海峡線を行く貨物列車は20両編成を組む。貨車にはコンテナを搭載したコンテナ車だけが用いられる。コンテナは各種あるなか、12フィート級5トン積みのJRコンテナが最も一般的であるのでこちらで算出しよう。

コンテナ車は1両につき12フィート級5トン積みのJRコンテナを5個積載できるから、20両編成の貨物列車1本当たりの最大輸送トン数は500トンだ。以上から、1万2740トンを輸送するためには合わせて26本、片道13本ずつの貨物列車が必要となる。

現実的にはすべての12フィート級5トン積みコンテナにきっちりと5トンの貨物が詰め込まれているとは考えづらい。

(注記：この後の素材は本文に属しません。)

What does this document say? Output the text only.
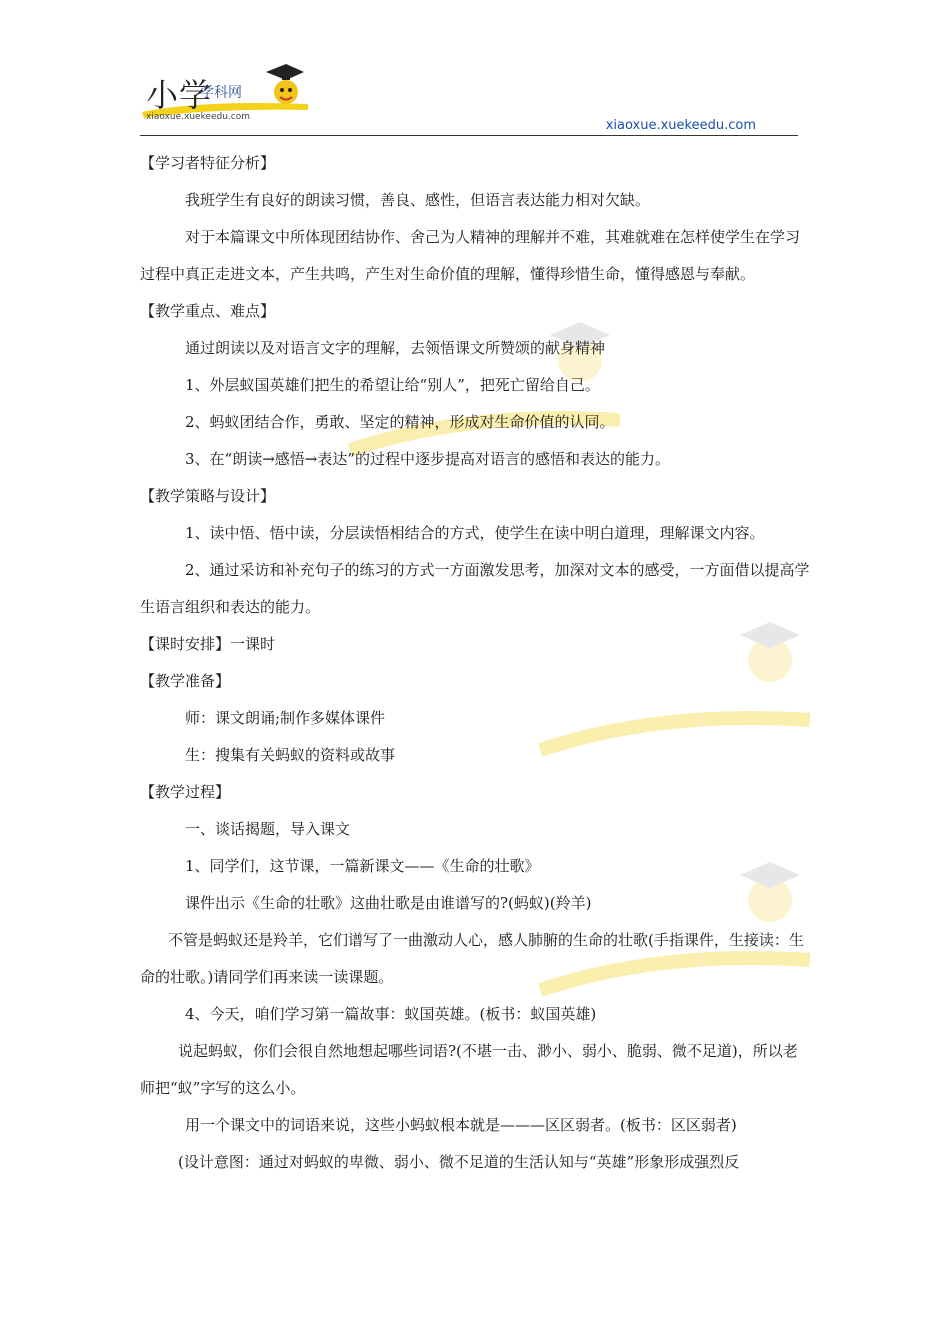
小学
学科网
xiaoxue.xuekeedu.com
xiaoxue.xuekeedu.com

【学习者特征分析】

我班学生有良好的朗读习惯，善良、感性，但语言表达能力相对欠缺。

对于本篇课文中所体现团结协作、舍己为人精神的理解并不难，其难就难在怎样使学生在学习过程中真正走进文本，产生共鸣，产生对生命价值的理解，懂得珍惜生命，懂得感恩与奉献。

【教学重点、难点】

通过朗读以及对语言文字的理解，去领悟课文所赞颂的献身精神

1、外层蚁国英雄们把生的希望让给“别人”，把死亡留给自己。

2、蚂蚁团结合作，勇敢、坚定的精神，形成对生命价值的认同。

3、在“朗读→感悟→表达”的过程中逐步提高对语言的感悟和表达的能力。

【教学策略与设计】

1、读中悟、悟中读，分层读悟相结合的方式，使学生在读中明白道理，理解课文内容。

2、通过采访和补充句子的练习的方式一方面激发思考，加深对文本的感受，一方面借以提高学生语言组织和表达的能力。

【课时安排】一课时

【教学准备】

师：课文朗诵;制作多媒体课件

生：搜集有关蚂蚁的资料或故事

【教学过程】

一、谈话揭题，导入课文

1、同学们，这节课，一篇新课文——《生命的壮歌》

课件出示《生命的壮歌》这曲壮歌是由谁谱写的?(蚂蚁)(羚羊)

不管是蚂蚁还是羚羊，它们谱写了一曲激动人心，感人肺腑的生命的壮歌(手指课件，生接读：生命的壮歌。)请同学们再来读一读课题。

4、今天，咱们学习第一篇故事：蚁国英雄。(板书：蚁国英雄)

说起蚂蚁，你们会很自然地想起哪些词语?(不堪一击、渺小、弱小、脆弱、微不足道)，所以老师把“蚁”字写的这么小。

用一个课文中的词语来说，这些小蚂蚁根本就是———区区弱者。(板书：区区弱者)

(设计意图：通过对蚂蚁的卑微、弱小、微不足道的生活认知与“英雄”形象形成强烈反
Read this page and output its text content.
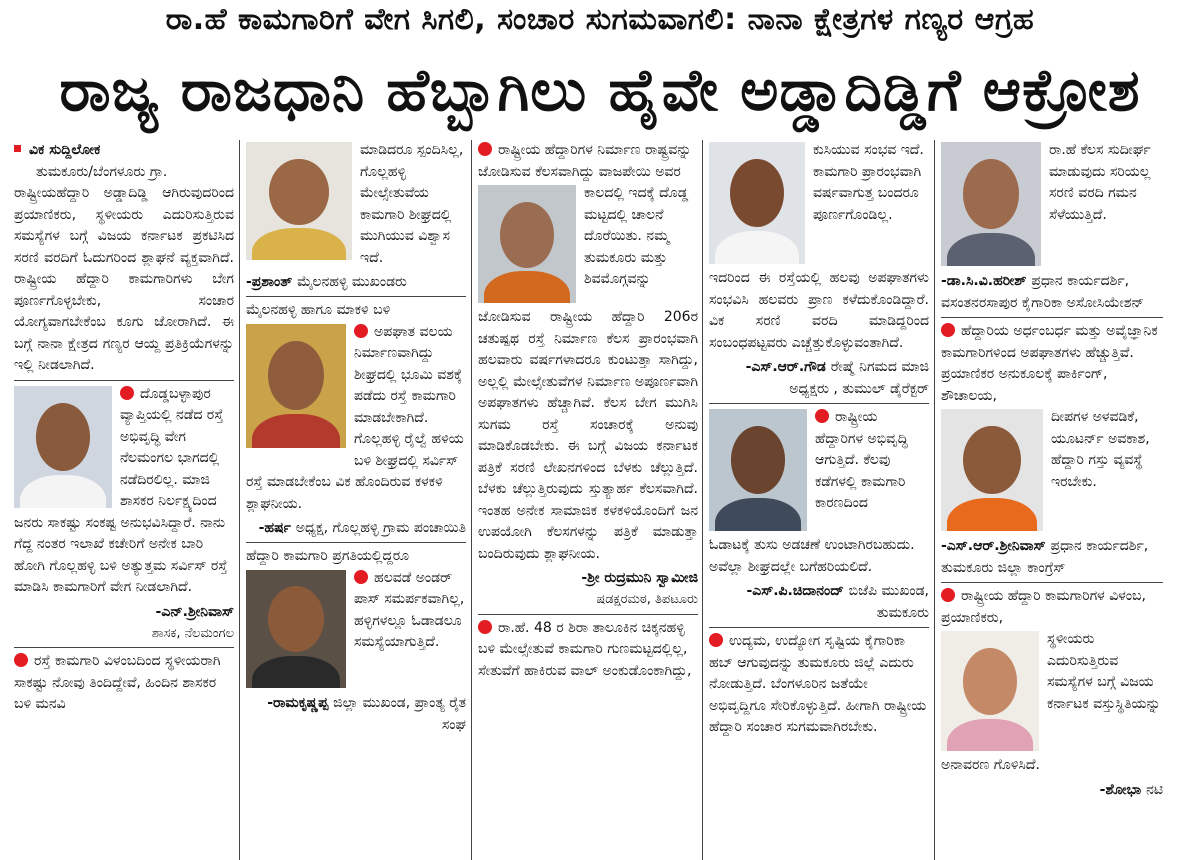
ರಾ.ಹೆ ಕಾಮಗಾರಿಗೆ ವೇಗ ಸಿಗಲಿ, ಸಂಚಾರ ಸುಗಮವಾಗಲಿ: ನಾನಾ ಕ್ಷೇತ್ರಗಳ ಗಣ್ಯರ ಆಗ್ರಹ
ರಾಜ್ಯ ರಾಜಧಾನಿ ಹೆಬ್ಬಾಗಿಲು ಹೈವೇ ಅಡ್ಡಾದಿಡ್ಡಿಗೆ ಆಕ್ರೋಶ

ವಿಕ ಸುದ್ದಿಲೋಕ

ತುಮಕೂರು/ಬೆಂಗಳೂರು ಗ್ರಾ.

ರಾಷ್ಟ್ರೀಯಹೆದ್ದಾರಿ ಅಡ್ಡಾದಿಡ್ಡಿ ಆಗಿರುವುದರಿಂದ ಪ್ರಯಾಣಿಕರು, ಸ್ಥಳೀಯರು ಎದುರಿಸುತ್ತಿರುವ ಸಮಸ್ಯೆಗಳ ಬಗ್ಗೆ ವಿಜಯ ಕರ್ನಾಟಕ ಪ್ರಕಟಿಸಿದ ಸರಣಿ ವರದಿಗೆ ಓದುಗರಿಂದ ಶ್ಲಾಘನೆ ವ್ಯಕ್ತವಾಗಿದೆ. ರಾಷ್ಟ್ರೀಯ ಹೆದ್ದಾರಿ ಕಾಮಗಾರಿಗಳು ಬೇಗ ಪೂರ್ಣಗೊಳ್ಳಬೇಕು, ಸಂಚಾರ ಯೋಗ್ಯವಾಗಬೇಕೆಂಬ ಕೂಗು ಜೋರಾಗಿದೆ. ಈ ಬಗ್ಗೆ ನಾನಾ ಕ್ಷೇತ್ರದ ಗಣ್ಯರ ಆಯ್ದ ಪ್ರತಿಕ್ರಿಯೆಗಳನ್ನು ಇಲ್ಲಿ ನೀಡಲಾಗಿದೆ.

ದೊಡ್ಡಬಳ್ಳಾಪುರ ವ್ಯಾಪ್ತಿಯಲ್ಲಿ ನಡೆದ ರಸ್ತೆ ಅಭಿವೃದ್ಧಿ ವೇಗ ನೆಲಮಂಗಲ ಭಾಗದಲ್ಲಿ ನಡೆದಿರಲಿಲ್ಲ. ಮಾಜಿ ಶಾಸಕರ ನಿರ್ಲಕ್ಷ್ಯದಿಂದ ಜನರು ಸಾಕಷ್ಟು ಸಂಕಷ್ಟ ಅನುಭವಿಸಿದ್ದಾರೆ. ನಾನು ಗೆದ್ದ ನಂತರ ಇಲಾಖೆ ಕಚೇರಿಗೆ ಅನೇಕ ಬಾರಿ ಹೋಗಿ ಗೊಲ್ಲಹಳ್ಳಿ ಬಳಿ ಅತ್ಯುತ್ತಮ ಸರ್ವಿಸ್ ರಸ್ತೆ ಮಾಡಿಸಿ ಕಾಮಗಾರಿಗೆ ವೇಗ ನೀಡಲಾಗಿದೆ.

-ಎನ್.ಶ್ರೀನಿವಾಸ್

ಶಾಸಕ, ನೆಲಮಂಗಲ

ರಸ್ತೆ ಕಾಮಗಾರಿ ವಿಳಂಬದಿಂದ ಸ್ಥಳೀಯರಾಗಿ ಸಾಕಷ್ಟು ನೋವು ತಿಂದಿದ್ದೇವೆ, ಹಿಂದಿನ ಶಾಸಕರ ಬಳಿ ಮನವಿ

ಮಾಡಿದರೂ ಸ್ಪಂದಿಸಿಲ್ಲ, ಗೊಲ್ಲಹಳ್ಳಿ ಮೇಲ್ಸೇತುವೆಯ ಕಾಮಗಾರಿ ಶೀಘ್ರದಲ್ಲಿ ಮುಗಿಯುವ ವಿಶ್ವಾಸ ಇದೆ.

-ಪ್ರಶಾಂತ್ ಮೈಲನಹಳ್ಳಿ ಮುಖಂಡರು

ಮೈಲನಹಳ್ಳಿ ಹಾಗೂ ಮಾಕಳಿ ಬಳಿ

ಅಪಘಾತ ವಲಯ ನಿರ್ಮಾಣವಾಗಿದ್ದು ಶೀಘ್ರದಲ್ಲಿ ಭೂಮಿ ವಶಕ್ಕೆ ಪಡೆದು ರಸ್ತೆ ಕಾಮಗಾರಿ ಮಾಡಬೇಕಾಗಿದೆ. ಗೊಲ್ಲಹಳ್ಳಿ ರೈಲ್ವೆ ಹಳಿಯ ಬಳಿ ಶೀಘ್ರದಲ್ಲಿ ಸರ್ವಿಸ್ ರಸ್ತೆ ಮಾಡಬೇಕೆಂಬ ವಿಕ ಹೊಂದಿರುವ ಕಳಕಳಿ ಶ್ಲಾಘನೀಯ.

-ಹರ್ಷ ಅಧ್ಯಕ್ಷ, ಗೊಲ್ಲಹಳ್ಳಿ ಗ್ರಾಮ ಪಂಚಾಯಿತಿ

ಹೆದ್ದಾರಿ ಕಾಮಗಾರಿ ಪ್ರಗತಿಯಲ್ಲಿದ್ದರೂ

ಹಲವಡೆ ಅಂಡರ್ ಪಾಸ್ ಸಮರ್ಪಕವಾಗಿಲ್ಲ, ಹಳ್ಳಿಗಳಲ್ಲೂ ಓಡಾಡಲೂ ಸಮಸ್ಯೆಯಾಗುತ್ತಿದೆ.

-ರಾಮಕೃಷ್ಣಪ್ಪ ಜಿಲ್ಲಾ ಮುಖಂಡ, ಪ್ರಾಂತ್ಯ ರೈತ ಸಂಘ

ರಾಷ್ಟ್ರೀಯ ಹೆದ್ದಾರಿಗಳ ನಿರ್ಮಾಣ ರಾಷ್ಟ್ರವನ್ನು ಜೋಡಿಸುವ ಕೆಲಸವಾಗಿದ್ದು ವಾಜಪೇಯಿ ಅವರ

ಕಾಲದಲ್ಲಿ ಇದಕ್ಕೆ ದೊಡ್ಡ ಮಟ್ಟದಲ್ಲಿ ಚಾಲನೆ ದೊರೆಯಿತು. ನಮ್ಮ ತುಮಕೂರು ಮತ್ತು ಶಿವಮೊಗ್ಗವನ್ನು

ಜೋಡಿಸುವ ರಾಷ್ಟ್ರೀಯ ಹೆದ್ದಾರಿ 206ರ ಚತುಷ್ಪಥ ರಸ್ತೆ ನಿರ್ಮಾಣ ಕೆಲಸ ಪ್ರಾರಂಭವಾಗಿ ಹಲವಾರು ವರ್ಷಗಳಾದರೂ ಕುಂಟುತ್ತಾ ಸಾಗಿದ್ದು, ಅಲ್ಲಲ್ಲಿ ಮೇಲ್ಸೇತುವೆಗಳ ನಿರ್ಮಾಣ ಅಪೂರ್ಣವಾಗಿ ಅಪಘಾತಗಳು ಹೆಚ್ಚಾಗಿವೆ. ಕೆಲಸ ಬೇಗ ಮುಗಿಸಿ ಸುಗಮ ರಸ್ತೆ ಸಂಚಾರಕ್ಕೆ ಅನುವು ಮಾಡಿಕೊಡಬೇಕು. ಈ ಬಗ್ಗೆ ವಿಜಯ ಕರ್ನಾಟಕ ಪತ್ರಿಕೆ ಸರಣಿ ಲೇಖನಗಳಿಂದ ಬೆಳಕು ಚೆಲ್ಲುತ್ತಿದೆ. ಬೆಳಕು ಚೆಲ್ಲುತ್ತಿರುವುದು ಸ್ತುತ್ಯಾರ್ಹ ಕೆಲಸವಾಗಿದೆ. ಇಂತಹ ಅನೇಕ ಸಾಮಾಜಿಕ ಕಳಕಳಿಯೊಂದಿಗೆ ಜನ ಉಪಯೋಗಿ ಕೆಲಸಗಳನ್ನು ಪತ್ರಿಕೆ ಮಾಡುತ್ತಾ ಬಂದಿರುವುದು ಶ್ಲಾಘನೀಯ.

-ಶ್ರೀ ರುದ್ರಮುನಿ ಸ್ವಾಮೀಜಿ

ಷಡಕ್ಷರಮಠ, ತಿಪಟೂರು

ರಾ.ಹೆ. 48 ರ ಶಿರಾ ತಾಲೂಕಿನ ಚಿಕ್ಕನಹಳ್ಳಿ ಬಳಿ ಮೇಲ್ಸೇತುವೆ ಕಾಮಗಾರಿ ಗುಣಮಟ್ಟದಲ್ಲಿಲ್ಲ, ಸೇತುವೆಗೆ ಹಾಕಿರುವ ವಾಲ್ ಅಂಕುಡೊಂಕಾಗಿದ್ದು,

ಕುಸಿಯುವ ಸಂಭವ ಇದೆ. ಕಾಮಗಾರಿ ಪ್ರಾರಂಭವಾಗಿ ವರ್ಷವಾಗುತ್ತ ಬಂದರೂ ಪೂರ್ಣಗೊಂಡಿಲ್ಲ.

ಇದರಿಂದ ಈ ರಸ್ತೆಯಲ್ಲಿ ಹಲವು ಅಪಘಾತಗಳು ಸಂಭವಿಸಿ ಹಲವರು ಪ್ರಾಣ ಕಳೆದುಕೊಂಡಿದ್ದಾರೆ. ವಿಕ ಸರಣಿ ವರದಿ ಮಾಡಿದ್ದರಿಂದ ಸಂಬಂಧಪಟ್ಟವರು ಎಚ್ಚೆತ್ತುಕೊಳ್ಳುವಂತಾಗಿದೆ.

-ಎಸ್.ಆರ್.ಗೌಡ ರೇಷ್ಮೆ ನಿಗಮದ ಮಾಜಿ ಅಧ್ಯಕ್ಷರು , ತುಮುಲ್ ಡೈರೆಕ್ಟರ್

ರಾಷ್ಟ್ರೀಯ ಹೆದ್ದಾರಿಗಳ ಅಭಿವೃದ್ಧಿ ಆಗುತ್ತಿದೆ. ಕೆಲವು ಕಡೆಗಳಲ್ಲಿ ಕಾಮಗಾರಿ ಕಾರಣದಿಂದ

ಓಡಾಟಕ್ಕೆ ತುಸು ಅಡಚಣೆ ಉಂಟಾಗಿರಬಹುದು. ಅವೆಲ್ಲಾ ಶೀಘ್ರದಲ್ಲೇ ಬಗೆಹರಿಯಲಿದೆ.

-ಎಸ್.ಪಿ.ಚಿದಾನಂದ್ ಬಿಜೆಪಿ ಮುಖಂಡ, ತುಮಕೂರು

ಉದ್ಯಮ, ಉದ್ಯೋಗ ಸೃಷ್ಟಿಯ ಕೈಗಾರಿಕಾ ಹಬ್ ಆಗುವುದನ್ನು ತುಮಕೂರು ಜಿಲ್ಲೆ ಎದುರು ನೋಡುತ್ತಿದೆ. ಬೆಂಗಳೂರಿನ ಜತೆಯೇ ಅಭಿವೃದ್ದಿಗೂ ಸೇರಿಕೊಳ್ಳುತ್ತಿದೆ. ಹೀಗಾಗಿ ರಾಷ್ಟ್ರೀಯ ಹೆದ್ದಾರಿ ಸಂಚಾರ ಸುಗಮವಾಗಿರಬೇಕು.

ರಾ.ಹೆ ಕೆಲಸ ಸುದೀರ್ಘ ಮಾಡುವುದು ಸರಿಯಲ್ಲ ಸರಣಿ ವರದಿ ಗಮನ ಸೆಳೆಯುತ್ತಿದೆ.

-ಡಾ.ಸಿ.ವಿ.ಹರೀಶ್ ಪ್ರಧಾನ ಕಾರ್ಯದರ್ಶಿ, ವಸಂತನರಸಾಪುರ ಕೈಗಾರಿಕಾ ಅಸೋಸಿಯೇಶನ್

ಹೆದ್ದಾರಿಯ ಅರ್ಧಂಬರ್ಧ ಮತ್ತು ಅವೈಜ್ಞಾನಿಕ ಕಾಮಗಾರಿಗಳಿಂದ ಅಪಘಾತಗಳು ಹೆಚ್ಚುತ್ತಿವೆ. ಪ್ರಯಾಣಿಕರ ಅನುಕೂಲಕ್ಕೆ ಪಾರ್ಕಿಂಗ್, ಶೌಚಾಲಯ,

ದೀಪಗಳ ಅಳವಡಿಕೆ, ಯೂಟರ್ನ್ ಅವಕಾಶ, ಹೆದ್ದಾರಿ ಗಸ್ತು ವ್ಯವಸ್ಥೆ ಇರಬೇಕು.

-ಎಸ್.ಆರ್.ಶ್ರೀನಿವಾಸ್ ಪ್ರಧಾನ ಕಾರ್ಯದರ್ಶಿ, ತುಮಕೂರು ಜಿಲ್ಲಾ ಕಾಂಗ್ರೆಸ್

ರಾಷ್ಟ್ರೀಯ ಹೆದ್ದಾರಿ ಕಾಮಗಾರಿಗಳ ವಿಳಂಬ, ಪ್ರಯಾಣಿಕರು,

ಸ್ಥಳೀಯರು ಎದುರಿಸುತ್ತಿರುವ ಸಮಸ್ಯೆಗಳ ಬಗ್ಗೆ ವಿಜಯ ಕರ್ನಾಟಕ ವಸ್ತುಸ್ಥಿತಿಯನ್ನು

ಅನಾವರಣ ಗೊಳಿಸಿದೆ.

-ಶೋಭಾ ನಟಿ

海峡線に現在、定期列車として片道18本ずつ計36本の貨物列車が運転されていることからも明らかだ。

加えて貨物輸送は日々の変動が激しい。繁忙期に比較的長く運転される季節列車が片道1本ずつ計2本、臨時列車が片道7本ずつ計14本と、合わせて片道8本ずつ計16本。定期列車と合わせると最大で片道26本ずつ計52本が運転されることとなる。

いま挙げた点を考慮すると北海道新幹線開業後も貨物列車の本数を変えずに済ませたい。だが、ここで問題が生じる。新幹線では高速走行に備えて列車の運転されない午前0時から午前6時までの間に線路の保守作業を行うこととなっていて、青函トンネルを中心とした共用区間も例外ではないからだ。